Pequenos produtores e pais de estudantes da rede pública estão em alerta com o avanço do Projeto de Lei (PL) 3292/20, que muda as regras do Programa Nacional de Alimentação Escolar (Pnae).
Na última quinta-feira (6), a Câmara aprovou o fim da prioridade de assentados da reforma agrária, quilombolas, indígenas e ribeirinhos como fornecedores de alimento para merenda escolar. Para entrar em vigor, o texto depende de aprovação no Senado.
O PL não altera a determinação de que 30% dos alimentos da merenda sejam oriundos da agricultura familiar. Porém, esse percentual não garante que as crianças estarão livres de produtos com agrotóxicos e ultraprocessados.
É o que teme Raimunda Rodrigues, de 31 anos, que vive na comunidade Rio Novo, na Reserva Extrativista do Rio Iriri (PA), a 1,3 mil km da capital Belém (PA).
A comunidade tem 150 famílias, que produzem castanha e farinha de babaçu.

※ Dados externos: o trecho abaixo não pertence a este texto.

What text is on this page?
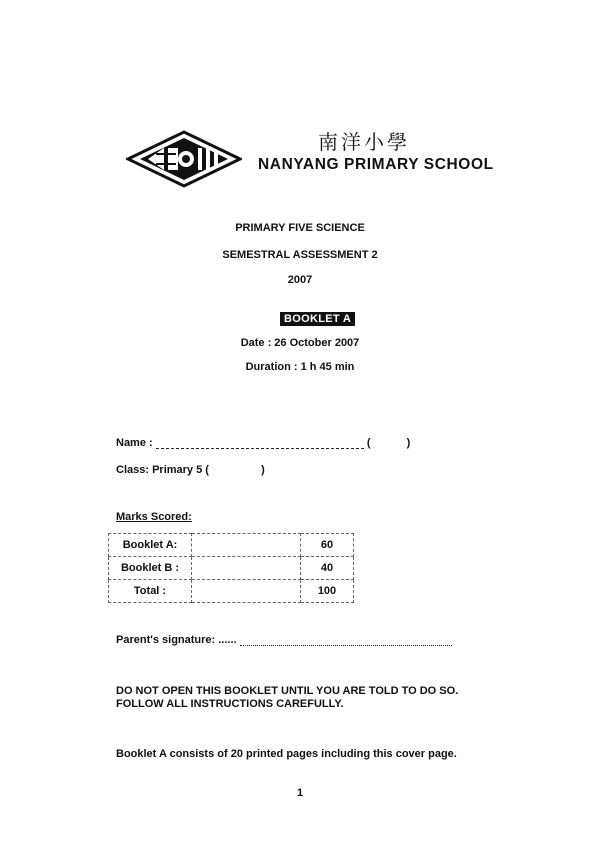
南洋小學
NANYANG PRIMARY SCHOOL
PRIMARY FIVE SCIENCE
SEMESTRAL ASSESSMENT 2
2007
BOOKLET A
Date : 26 October 2007
Duration : 1 h 45 min
Name :	(	)
Class: Primary 5 (	)
Marks Scored:
Booklet A:		60
Booklet B :		40
Total :		100
Parent's signature: ......
DO NOT OPEN THIS BOOKLET UNTIL YOU ARE TOLD TO DO SO.
FOLLOW ALL INSTRUCTIONS CAREFULLY.
Booklet A consists of 20 printed pages including this cover page.
1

Destas, 29 possuem a Declaração de Aptidão ao Pronaf (DAP), que permite fornecer alimentos ao Estado.
Raimunda é a gestora da miniusina do Rio Novo, uma das unidades que processa a farinha de babaçu da marca “Vem do Xingu”.

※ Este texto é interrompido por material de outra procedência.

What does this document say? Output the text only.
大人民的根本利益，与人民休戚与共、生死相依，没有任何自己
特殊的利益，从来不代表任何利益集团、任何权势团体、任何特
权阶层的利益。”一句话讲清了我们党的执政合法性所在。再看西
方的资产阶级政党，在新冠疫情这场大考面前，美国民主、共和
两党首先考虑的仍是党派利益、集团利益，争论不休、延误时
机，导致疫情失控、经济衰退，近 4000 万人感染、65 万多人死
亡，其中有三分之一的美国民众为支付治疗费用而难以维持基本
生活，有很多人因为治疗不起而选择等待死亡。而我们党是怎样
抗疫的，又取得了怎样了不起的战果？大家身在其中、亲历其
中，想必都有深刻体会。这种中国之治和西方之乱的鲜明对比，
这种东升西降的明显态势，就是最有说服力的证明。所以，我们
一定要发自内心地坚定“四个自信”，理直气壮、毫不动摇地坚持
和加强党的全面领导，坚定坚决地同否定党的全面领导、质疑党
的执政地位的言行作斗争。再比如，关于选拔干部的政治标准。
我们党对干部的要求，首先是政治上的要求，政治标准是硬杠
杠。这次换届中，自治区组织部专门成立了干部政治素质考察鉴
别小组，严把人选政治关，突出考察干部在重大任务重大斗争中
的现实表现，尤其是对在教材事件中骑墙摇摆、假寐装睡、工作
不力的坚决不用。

A farinha que sai da reserva, no meio da Floresta Amazônica, abastece a cozinha de escolas nos municípios vizinhos, Vitória do Xingu (PA) e Altamira (PA). Nas mãos das merendeiras, o ingrediente é usado em tortas, bolos, biscoitos, vatapá, macarrão e dezenas de outros pratos ricos em fibras, cálcio, magnésio, fósforo e ferro.
A farinha de babaçu também substitui o amido de milho e ajuda a engrossar caldos e sopas.

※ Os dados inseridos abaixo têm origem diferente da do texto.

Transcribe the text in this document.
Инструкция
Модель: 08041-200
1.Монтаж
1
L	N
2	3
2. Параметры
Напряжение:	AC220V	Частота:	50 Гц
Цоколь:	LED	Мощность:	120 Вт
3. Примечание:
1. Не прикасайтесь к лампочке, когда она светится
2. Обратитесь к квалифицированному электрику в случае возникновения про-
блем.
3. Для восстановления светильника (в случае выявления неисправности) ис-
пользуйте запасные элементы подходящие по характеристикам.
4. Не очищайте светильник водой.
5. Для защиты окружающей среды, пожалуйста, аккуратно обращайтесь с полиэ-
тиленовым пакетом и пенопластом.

“O Pnae, recebendo a nossa produção, a devolve para dentro da escola, então as crianças são alimentadas por esses produtos de qualidade”, explica Raimunda.
“A gente precisa de alimento saudável. A gente não quer receber enlatado, coisa que não vai servir para a nossa família. Os nossos filhos estão acostumados com esse produto que a gente usa na nossa comunidade”, acrescenta.
Além da produção e consumo de alimentos saudáveis, as compras do Pnae garantem a cada uma das 29 famílias da reserva extrativista cerca de R$ 100 mil por ano.
A mudança nas regras impactaria diretamente na renda dessas comunidades, como ressaltou o agricultor paranaense Carlos Finkler, em entrevista recente ao Brasil de Fato.
Assentado desde 1999 na Lapa (PR), a 70 km de Curitiba (PR), ele chamou atenção para o risco de agravamento do êxodo rural. Sem as compras de alimentos via Pnae, milhares de famílias perderiam renda e teriam que migrar para a cidade.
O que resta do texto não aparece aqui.